Fast genau einen Monat ist es her, dass ich den im Post Ist eLearning ein Produkt? von einem Vortrag von Prof. Niemeier im Rahmen des Dresdner CoUNSeL-Netzwerkes berichtete. Damals hatte ich noch keinen Twitter-Account, angeregt durch den Vortrag habe ich einen, finde Pownce aber besser. Es wird von mir allerdings auch stärker zur internen Kommunikation mit Kollegen benutzt, statt zur Außenkommunikation für die Welt. Prof.
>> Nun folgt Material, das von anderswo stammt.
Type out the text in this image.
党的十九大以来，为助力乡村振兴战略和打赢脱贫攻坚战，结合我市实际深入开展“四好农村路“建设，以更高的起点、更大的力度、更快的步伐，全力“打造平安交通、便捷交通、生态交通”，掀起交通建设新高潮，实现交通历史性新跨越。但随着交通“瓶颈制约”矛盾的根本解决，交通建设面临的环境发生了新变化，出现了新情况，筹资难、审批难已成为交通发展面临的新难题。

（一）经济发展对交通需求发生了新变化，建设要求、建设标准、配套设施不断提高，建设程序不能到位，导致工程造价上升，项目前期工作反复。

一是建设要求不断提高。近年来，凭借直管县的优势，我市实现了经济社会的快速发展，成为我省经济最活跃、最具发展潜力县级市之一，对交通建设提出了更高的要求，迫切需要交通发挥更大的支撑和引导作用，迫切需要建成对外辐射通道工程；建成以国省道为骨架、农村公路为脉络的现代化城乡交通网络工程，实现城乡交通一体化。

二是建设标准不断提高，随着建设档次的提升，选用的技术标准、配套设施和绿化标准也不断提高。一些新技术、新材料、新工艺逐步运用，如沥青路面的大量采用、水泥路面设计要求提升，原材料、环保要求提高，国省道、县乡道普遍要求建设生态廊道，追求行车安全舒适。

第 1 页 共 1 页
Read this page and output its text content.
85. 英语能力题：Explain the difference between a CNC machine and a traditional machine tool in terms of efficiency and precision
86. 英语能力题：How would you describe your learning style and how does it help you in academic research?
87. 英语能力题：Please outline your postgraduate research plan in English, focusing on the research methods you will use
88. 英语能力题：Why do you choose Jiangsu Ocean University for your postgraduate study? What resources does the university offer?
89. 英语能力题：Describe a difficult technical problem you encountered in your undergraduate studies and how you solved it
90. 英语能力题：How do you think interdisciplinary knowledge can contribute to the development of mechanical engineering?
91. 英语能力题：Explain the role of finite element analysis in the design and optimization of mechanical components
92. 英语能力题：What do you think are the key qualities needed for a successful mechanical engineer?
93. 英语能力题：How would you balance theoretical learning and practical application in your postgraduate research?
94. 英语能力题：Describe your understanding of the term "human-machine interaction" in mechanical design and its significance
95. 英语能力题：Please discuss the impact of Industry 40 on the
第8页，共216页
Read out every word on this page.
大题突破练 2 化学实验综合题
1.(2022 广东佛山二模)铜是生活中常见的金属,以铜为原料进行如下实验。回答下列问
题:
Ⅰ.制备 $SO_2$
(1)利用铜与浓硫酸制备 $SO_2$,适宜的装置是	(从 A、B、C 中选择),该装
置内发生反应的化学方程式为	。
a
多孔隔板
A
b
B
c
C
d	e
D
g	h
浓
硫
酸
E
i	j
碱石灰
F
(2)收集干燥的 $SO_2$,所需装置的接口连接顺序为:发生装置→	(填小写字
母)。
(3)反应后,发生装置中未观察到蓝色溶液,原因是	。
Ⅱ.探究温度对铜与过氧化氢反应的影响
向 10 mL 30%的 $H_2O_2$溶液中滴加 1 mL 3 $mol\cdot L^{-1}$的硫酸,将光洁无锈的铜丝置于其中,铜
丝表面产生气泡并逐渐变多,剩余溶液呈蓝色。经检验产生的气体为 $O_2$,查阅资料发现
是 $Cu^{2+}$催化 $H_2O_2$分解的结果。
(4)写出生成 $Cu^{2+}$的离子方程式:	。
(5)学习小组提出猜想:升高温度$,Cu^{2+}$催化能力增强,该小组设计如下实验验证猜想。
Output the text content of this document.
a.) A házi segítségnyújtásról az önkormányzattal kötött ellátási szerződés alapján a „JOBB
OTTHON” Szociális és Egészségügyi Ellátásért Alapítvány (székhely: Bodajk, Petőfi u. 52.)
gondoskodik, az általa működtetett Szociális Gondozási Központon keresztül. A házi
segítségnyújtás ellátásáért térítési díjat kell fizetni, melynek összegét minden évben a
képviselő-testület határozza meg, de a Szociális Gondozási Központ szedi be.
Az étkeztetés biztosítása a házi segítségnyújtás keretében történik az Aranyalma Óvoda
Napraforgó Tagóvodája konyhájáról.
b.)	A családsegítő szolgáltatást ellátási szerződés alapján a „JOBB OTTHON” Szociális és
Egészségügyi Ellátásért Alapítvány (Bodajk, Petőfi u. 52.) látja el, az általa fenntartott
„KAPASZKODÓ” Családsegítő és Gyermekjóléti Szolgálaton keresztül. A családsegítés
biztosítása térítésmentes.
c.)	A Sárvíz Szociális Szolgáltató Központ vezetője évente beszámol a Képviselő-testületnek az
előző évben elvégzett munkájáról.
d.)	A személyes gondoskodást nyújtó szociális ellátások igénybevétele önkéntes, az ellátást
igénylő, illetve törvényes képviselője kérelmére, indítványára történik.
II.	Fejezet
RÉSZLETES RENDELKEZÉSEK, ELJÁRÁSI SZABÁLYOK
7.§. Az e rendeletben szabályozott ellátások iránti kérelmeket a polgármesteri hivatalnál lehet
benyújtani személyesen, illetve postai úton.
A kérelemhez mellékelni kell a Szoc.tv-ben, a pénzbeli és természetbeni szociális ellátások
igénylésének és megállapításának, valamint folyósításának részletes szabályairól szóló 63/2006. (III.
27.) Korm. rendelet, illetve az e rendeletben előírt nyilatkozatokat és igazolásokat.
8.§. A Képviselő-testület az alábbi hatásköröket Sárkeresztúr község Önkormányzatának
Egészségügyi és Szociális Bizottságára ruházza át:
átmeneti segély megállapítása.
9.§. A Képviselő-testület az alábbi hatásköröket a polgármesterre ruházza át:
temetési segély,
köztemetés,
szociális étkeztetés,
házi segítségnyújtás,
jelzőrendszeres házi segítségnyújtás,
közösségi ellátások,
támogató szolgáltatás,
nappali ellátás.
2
Niemeier ist mit seiner Twitter-Außenkommunikation dagegen sehr aktiv.

Damit sich auch jeder selbst ein Bild vom Vortrag machen kann, sind einerseits die Folien bei Slideshare zu finden und andererseits kann man sich den Vortrag als eLecture nochmals anschauen. Auch auf eine zweite Reflektion zum Vortrag möchte ich an dieser Stelle aufmerksam machen.

Nach einigem Sinnieren über den Vortrag und die Anmerkungen sei vielleicht noch eine Frage aufgeworfen: Werden die Web 2.0 oder Social Software Anwendungen nicht eigentlich nur mit dem Ziel der informelleren und dadurch schnelleren Kommunikation verwendet? Und wenn das so ist, ist eLearning 2.0 dann nur informelles Lernen oder ist da mehr?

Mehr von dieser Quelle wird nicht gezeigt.